首に腕を回され、連れてこられたのは今まで入ったことの無い部屋で。
こんな部屋あったんだ、と目を見張る。
地下室、と言うのだろうか。
そこは一面真っ暗で、何も見えない。
窓もなく、何のための部屋なのか皆目見当もつかない。
「わっ…!」
私が呆けていると急に腕の力を強くされ、身体が締め付けられる。
片方の腕はお腹に回され、まるで蛇にでも巻き付かれているような感覚だった。
「椿くん、痛いっ」
「お前、何でもするって言ったよな」
その言葉に身体がぴくりと反応する。
確かに何でもするとは言ったけど、それは常識の範囲内での話。
それに、ああでも言わないと椿くんは本当に木崎くんを殺しかねないと思ったから…。
私を後ろから抱きかかえている椿くんの顔は見えない。だから、彼が何を考えているのか分からない。

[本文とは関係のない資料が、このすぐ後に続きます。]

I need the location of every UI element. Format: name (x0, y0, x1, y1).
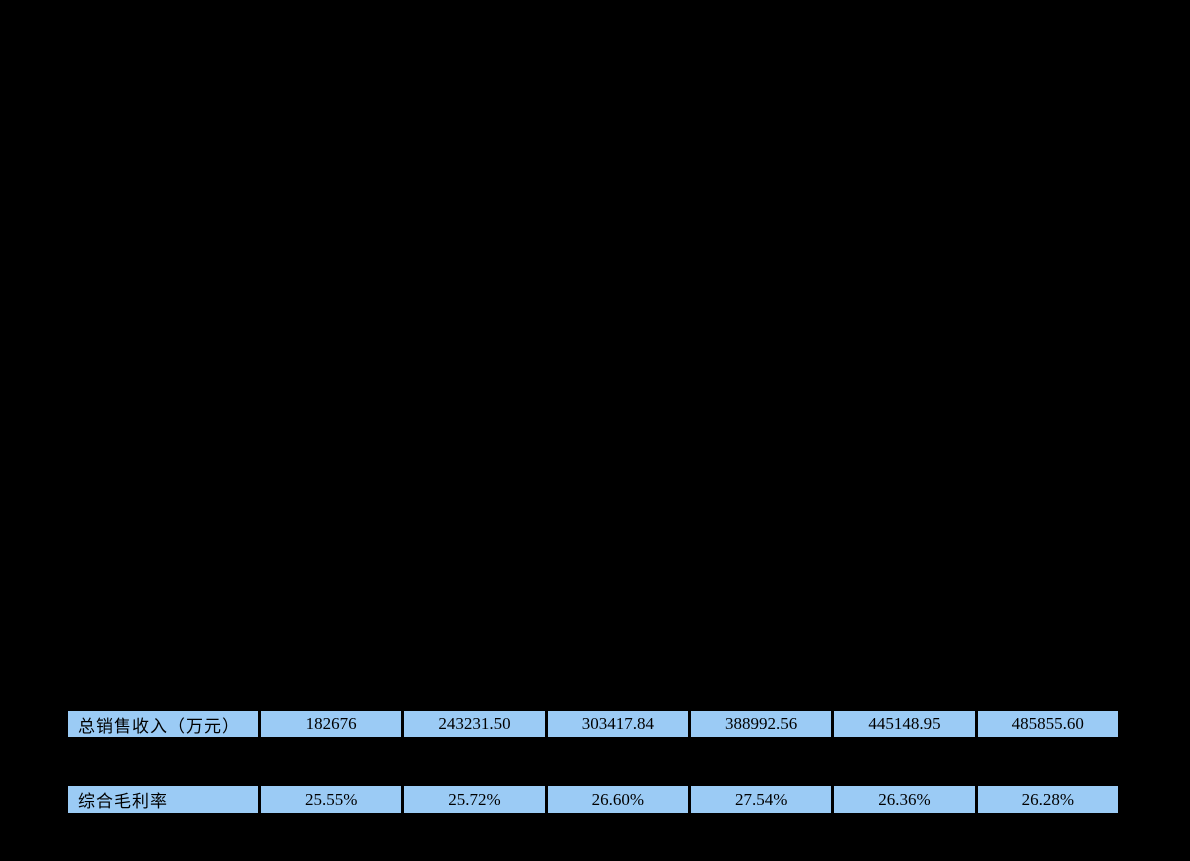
table-row-gross-margin: 综合毛利率 25.55% 25.72% 26.60% 27.54% 26.36%… (68, 786, 1118, 813)
table-cell: 26.28% (977, 786, 1118, 813)
row-label: 总销售收入（万元） (68, 711, 258, 737)
table-cell: 388992.56 (690, 711, 832, 737)
table-cell: 182676 (261, 711, 402, 737)
table-cell: 303417.84 (547, 711, 688, 737)
table-cell: 485855.60 (977, 711, 1118, 737)
table-cell: 25.55% (261, 786, 402, 813)
table-cell: 25.72% (404, 786, 545, 813)
table-cell: 26.36% (834, 786, 975, 813)
table-cell: 27.54% (690, 786, 832, 813)
table-row-total-sales-revenue: 总销售收入（万元） 182676 243231.50 303417.84 388… (68, 711, 1118, 737)
row-label: 综合毛利率 (68, 786, 258, 813)
table-cell: 445148.95 (834, 711, 975, 737)
table-cell: 243231.50 (404, 711, 545, 737)
table-cell: 26.60% (547, 786, 688, 813)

言ってしまったものは仕方ないし、木崎くんを助けるためだから後悔はしていない。
だけど、冷や汗が止まらない。
椿くんのことが、怖くて仕方ない。
「言ったな?」
「…う、ん…」
イエス以外の返答は許さないと言わんばかりの問い掛けに、私はイエスと答えるしかなくて。
恐る恐る振り向き、椿くんの様子を伺えば。
ーーーゾクッ
その歪で狂気を孕んだ笑みに、背筋が凍りつく。
私は一体、何をさせられるんだろう。